Relative Importance of Primary Organic Aerosol Source Types across Spatiotemporal Scales in New York City
LIJIN ZHANG, Mitchell Rogers, Taekyu Joo, Tori Hass-Mitchell, Catelynn Soong, Havala Pye, Benjamin Murphy, Drew Gentner, Yale University
Abstract Number: 397
Working Group: Urban Aerosols
Abstract
Advanced aerosol measurements have been collected since summer 2022 as part of the ASCENT (Atmospheric Science and Chemistry mEasurement NeTwork) at the NYSDEC (New York State Department of Environmental Conservation) site in Queens, NYC, where the average PM2.5 concentrations are around 8 µg m-3 in recent years. The instruments employed include an Xact that measures trace metals, an Aethalometer measuring black and brown carbon, a Scanning Mobility Particle Sizer (SMPS) measuring aerosol size distribution, as well as an Aerosol Chemical Speciation Monitor (ACSM) that measures non-refractory aerosols, whose source types are examined using positive matrix factorization (PMF). Observations show the predominance of organic aerosols (OA) during summer months and increases in inorganic aerosol fractions during winter months.

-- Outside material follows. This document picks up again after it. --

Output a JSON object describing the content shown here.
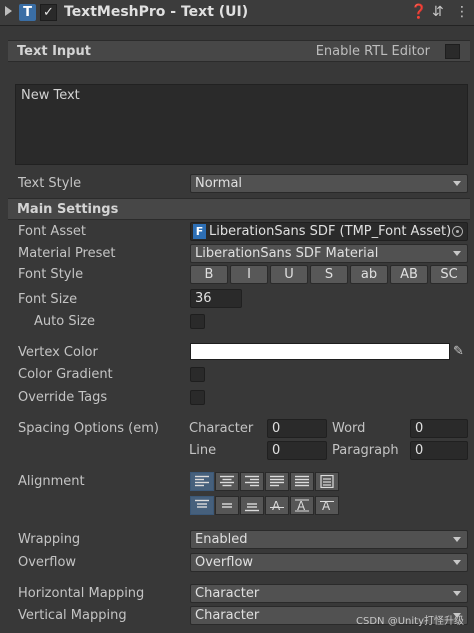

While OA is comprised of primary and secondary organic aerosol (POA, SOA), we examine the magnitude and dynamics of major POA source types, including cooking-related OA (COA), and hydrocarbon-like OA (HOA), across daily, weekly, and seasonal time scales, while considering variations in meteorology and transport. We compare the findings to model results, such as those from the Community Multiscale Air Quality (CMAQ). We also examine the relative influences of local, regional, and long-distance sources using meteorological data, modelling, and the network of NYSDEC sites measuring PM2.5 mass concentrations in the region. The source contributions of POA factors are interpreted along with gas-phase criteria pollutants, such as carbon monoxide (CO) and nitrogen oxides (NOx), then compared to emissions inventories, while considering spatiotemporal variations in emissions, which serves to advance the understanding of their roles in ambient PM2.5 in the New York Metropolitan Area.